Faire le deuil - une étape trop souvent sous-estimée…
Cet automne, j’ai postulé, par l’entremise d’un chasseur de têtes, pour un poste pour lequel je me considérais qualifié. Je ne prétendais pas être le « meilleur candidat » à l’arrivée, mais je croyais sincèrement que mon parcours, mes réalisations et ma capacité démontrée à mener des transformations structurantes m’auraient qualifié, à tout le moins, pour une première conversation.
Cette rencontre n’a jamais eu lieu.
Si je partage cette expérience aujourd’hui, ce n’est ni par amertume ni par esprit de revanche. C’est parce que ce qui a suivi a été beaucoup plus grand que ce que j’avais initialement projeté.
Depuis près d’un an, j’anime avec grand bonheur des ateliers sur le changement. Lorsqu’il s’agit de changements que l’on choisit, j’y parle souvent de planification, de lucidité et de respect de soi.
Mais cette expérience m’a rappelé quelque chose que j’avais oublié — ou peut-être mis à distance : on ne change pas durablement sans faire le deuil de ce qui ne sera pas.
Faire le deuil, ici, ce n’était pas renoncer à une ambition ni remettre en question mon parcours. C’était accepter qu’une porte ne s’ouvrirait pas, même si elle aurait pu, même si elle semblait logique.
En laissant ce deuil se faire, j’ai découvert un espace inattendu : plus libre, plus aligné et, finalement, plus fécond que ce que j’avais initialement projeté.
Il y a deux ans, j’ai entrepris ce que je considère être mon plus grand changement personnel et professionnel : le développement et le lancement d’une entreprise qui met l’accent sur l’humain, la vie et la nature - Les Voisins & Cie
Pourtant, sans toujours en être conscient, je gardais encore un pied — parfois même une épaule entière — dans mon ancien univers professionnel.
Pourquoi?
Parce qu’il m’avait défini pendant des années.

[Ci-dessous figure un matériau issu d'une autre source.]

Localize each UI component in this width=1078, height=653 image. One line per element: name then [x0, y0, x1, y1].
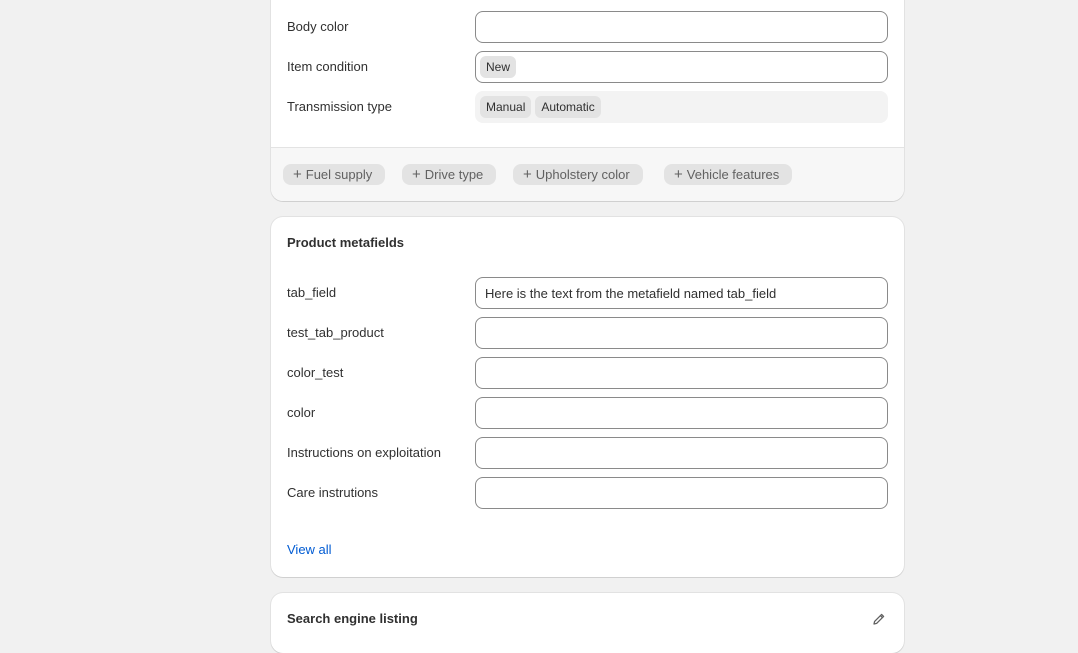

Parce que j’avais peur de disparaître, d’être oublié.
Parce que laisser partir une identité soulève parfois des peurs plus grandes que l’échec lui-même. Après avoir été un titre (vice-président) pendant tant d’années, je n’étais désormais plus que moi… sans trop savoir qui était réellement ce « moi ».
Cette non-rencontre de l’automne m’a forcé à prendre du recul, à me regarder « le moi dans le blanc des yeux » et à engager une discussion honnête avec ce moi, en prenant soin d’exclure l’autre — Monsieur le Titre.
Elle m’a forcé à me regarder honnêtement et à poser une question simple, mais exigeante : « Qui suis-je, réellement? Et qu’est-ce que je veux vraiment pour la suite? »
La paix que j’ai ressentie en étant honnête et sincère avec moi-même a été salutaire. J’ai pu me défaire des derniers liens qui me rattachaient à un autre temps et me rendre pleinement disponible pour le changement que j’avais amorcé.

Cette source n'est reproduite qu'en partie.